30.10.2024 um 17:15 Uhr in Raum 69/117

Prof. Dr. Andrew Baker (University of Glasgow)

An Algebraic Perspective on the Steenrod Algebra

For a prime number p, the mod p Steenrod algebra is the Hopf algebra of stable operations in mod p cohomology. As an algebra this is an infinite dimensional non-commutative graded local ring in which every positive degree element is nilpotent; the dual Hopf algebra is an infinitely generated polynomial ring. What makes this ring tractable is the fact that it is a union of finite dimensional subHopf algebras each of which is a Poincare duality algebra (this is the graded analogue of a Frobenius algebra). This leads to many useful properties of modules over it, reminiscent of those of a Poincare duality and Frobenius algebras; indeed Moore & Peterson called such Hopf algebras nearly Frobenius
I will explain this and some calculational consequences, then talk about a non-graded version of this theory which I developed during the Covid lockdown period. 

06.11.2024 um 17:15 Uhr in Raum 69/117

Prof. Dr. An Chen (Universität Ulm)

Optimal Payoffs under Smooth Ambiguity

We study optimal payoff choice for an investor in a one-period model under smooth ambiguity preferences, also called KMM preferences as proposed by Klibanoff et al. (2005). In contrast to the existing literature on optimal asset allocation for a KMM investor in a one-period model, we also allow payoffs that are non-linear in the market asset. Our contribution is fourfold. First, we characterize and derive the optimal payoff under KMM preferences. Second, we demonstrate that a KMM investor solves an equivalent problem to an investor under classical subjective expected utility (CSEU) with adjusted second-order probabilities. Third, we show that a KMM investor with exponential ambiguity attitude implicitly maximizes CSEU utility under the ‘worst-case’ second-order probabilities determined by his ambiguity aversion. Fourth, we reveal that optimal payoffs under ambiguity are not necessarily monotonically increasing in the market asset, which we illustrate using a log-normal market asset under drift and volatility uncertainty. (Joint work with Steven Vanduffel and Morten Wilke)

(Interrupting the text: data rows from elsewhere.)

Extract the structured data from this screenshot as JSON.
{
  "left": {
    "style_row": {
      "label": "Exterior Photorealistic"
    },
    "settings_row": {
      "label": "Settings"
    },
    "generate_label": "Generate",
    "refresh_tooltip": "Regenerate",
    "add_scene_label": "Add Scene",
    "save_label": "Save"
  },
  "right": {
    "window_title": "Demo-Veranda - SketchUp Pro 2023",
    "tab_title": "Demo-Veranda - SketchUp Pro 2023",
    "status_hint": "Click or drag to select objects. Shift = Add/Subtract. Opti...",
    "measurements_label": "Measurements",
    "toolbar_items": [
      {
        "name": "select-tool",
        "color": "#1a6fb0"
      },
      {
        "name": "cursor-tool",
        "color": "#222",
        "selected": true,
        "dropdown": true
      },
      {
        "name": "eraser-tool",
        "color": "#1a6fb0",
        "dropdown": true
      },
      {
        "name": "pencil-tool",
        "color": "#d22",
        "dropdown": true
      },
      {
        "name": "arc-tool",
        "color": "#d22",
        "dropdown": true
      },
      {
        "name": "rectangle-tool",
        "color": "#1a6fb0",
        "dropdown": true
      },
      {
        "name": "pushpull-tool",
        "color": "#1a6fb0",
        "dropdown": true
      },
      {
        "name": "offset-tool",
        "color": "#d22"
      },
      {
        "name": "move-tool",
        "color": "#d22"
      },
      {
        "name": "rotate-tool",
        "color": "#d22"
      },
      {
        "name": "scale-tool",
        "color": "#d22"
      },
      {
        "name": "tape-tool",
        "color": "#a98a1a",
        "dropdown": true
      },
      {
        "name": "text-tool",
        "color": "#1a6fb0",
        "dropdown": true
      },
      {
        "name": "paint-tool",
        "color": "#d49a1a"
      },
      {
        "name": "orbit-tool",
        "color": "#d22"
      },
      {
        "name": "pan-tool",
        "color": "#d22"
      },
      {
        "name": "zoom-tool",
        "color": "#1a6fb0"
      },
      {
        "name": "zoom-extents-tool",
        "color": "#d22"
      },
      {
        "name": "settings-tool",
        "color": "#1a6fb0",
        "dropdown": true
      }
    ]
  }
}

13.11.2024 um 17:15 Uhr in Raum 69/117

Prof. Mireille Boutin (TU Eindhoven)

Discrete Object Recognition and Symmetry Detection

How do you determine if two objects have the same shape? How do you reconstruct a room from echoes? How do you find HAZMAT signs in a picture?  How do you reconstruct 3D objects from a movie? These questions boil down to the problem of characterizing the orbits of the action of a Lie group on a manifold.  In this talk, I will discuss how to use invariants to solve such problems. In particular, I will discuss how to recognize configurations of points up to a rigid motion and relabeling using the "bag of distances,"  the related problem of reconstructing the shape of a room consisting of planar walls from the echoes heard by four microphones held in a rigid configuration on a drone, and how to detect symmetries in an object on an image using a pyramid of moment invariants.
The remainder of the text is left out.